Si la chauffeur ne rechigne pas sur la clientèle masculine locale, elle explique que c’est parce qu’elle connaît ceux qui font appel à elle et qui sont depuis fidèles à ses services. « Mo bann klian misie akonpagne par zot madam. Parfwa kan zot telefonn mwa, avan mem ki mo poz zot kestion, zot fini dir mwa pa traka, zot madam pe vinn ar zot. Arive kot madam asiz devan, misie asiz derier », raconte Shweta Seebaluck en riant. Cette dernière concède que par les temps qui courent, elle ne prend pas de risques inutiles. Et continuant sur le ton de la confidence, elle explique qu’après des courses, il lui arrive de recevoir des demandes d’amis sur les réseaux sociaux. « Je les ignore ! » Son cœur est pris. Et puis, Shweta Seebaluck, n’a de cesse de le répéter : « Je tiens à mon indépendance ! » À bord de son taxi, elle est à la première loge pour observer l’émancipation de la Mauricienne. « Les Mauriciennes s’affirment de plus en plus.
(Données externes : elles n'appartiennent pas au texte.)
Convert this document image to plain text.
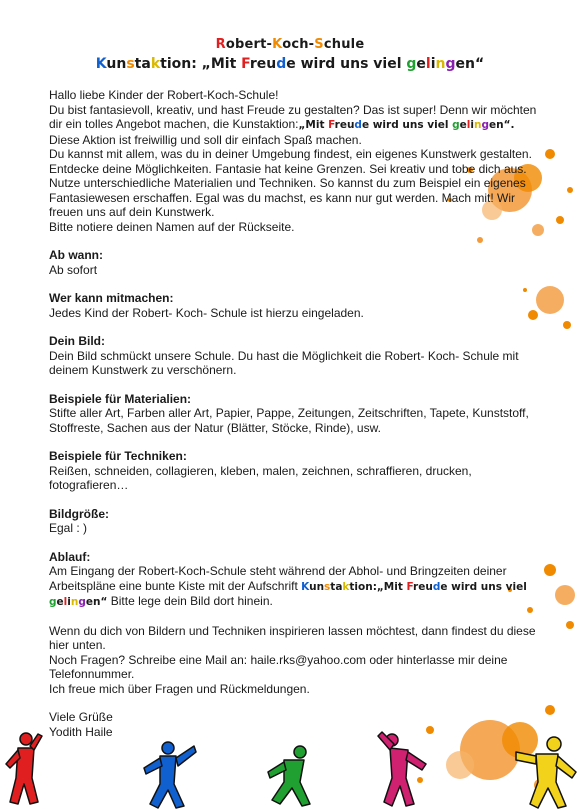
Robert-Koch-Schule
Kunstaktion: „Mit Freude wird uns viel gelingen“

Hallo liebe Kinder der Robert-Koch-Schule!

Du bist fantasievoll, kreativ, und hast Freude zu gestalten? Das ist super! Denn wir möchten dir ein tolles Angebot machen, die Kunstaktion:„Mit Freude wird uns viel gelingen“. Diese Aktion ist freiwillig und soll dir einfach Spaß machen.

Du kannst mit allem, was du in deiner Umgebung findest, ein eigenes Kunstwerk gestalten. Entdecke deine Möglichkeiten. Fantasie hat keine Grenzen. Sei kreativ und tobe dich aus. Nutze unterschiedliche Materialien und Techniken. So kannst du zum Beispiel ein eigenes Fantasiewesen erschaffen. Egal was du machst, es kann nur gut werden. Mach mit! Wir freuen uns auf dein Kunstwerk.

Bitte notiere deinen Namen auf der Rückseite.

Ab wann:

Ab sofort

Wer kann mitmachen:

Jedes Kind der Robert- Koch- Schule ist hierzu eingeladen.

Dein Bild:

Dein Bild schmückt unsere Schule. Du hast die Möglichkeit die Robert- Koch- Schule mit deinem Kunstwerk zu verschönern.

Beispiele für Materialien:

Stifte aller Art, Farben aller Art, Papier, Pappe, Zeitungen, Zeitschriften, Tapete, Kunststoff, Stoffreste, Sachen aus der Natur (Blätter, Stöcke, Rinde), usw.

Beispiele für Techniken:

Reißen, schneiden, collagieren, kleben, malen, zeichnen, schraffieren, drucken, fotografieren…

Bildgröße:

Egal : )

Ablauf:

Am Eingang der Robert-Koch-Schule steht während der Abhol- und Bringzeiten deiner Arbeitspläne eine bunte Kiste mit der Aufschrift Kunstaktion:„Mit Freude wird uns viel gelingen“ Bitte lege dein Bild dort hinein.

Wenn du dich von Bildern und Techniken inspirieren lassen möchtest, dann findest du diese hier unten.

Noch Fragen? Schreibe eine Mail an: haile.rks@yahoo.com oder hinterlasse mir deine Telefonnummer.

Ich freue mich über Fragen und Rückmeldungen.

Viele Grüße

Yodith Haile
Elles sortent, sont indépendantes. Quand c’est une chauffeur qui les véhiculent, elles se sentent davantage en sécurité. Elles savent qu’elles peuvent, par exemple, aller au pub et rentrer chez elles en toute tranquillité. » Quant à elle, les seules sueurs froides qu’elle a connues jusqu’ici sont des pannes, sans gravité, et qu’elle a pu régler.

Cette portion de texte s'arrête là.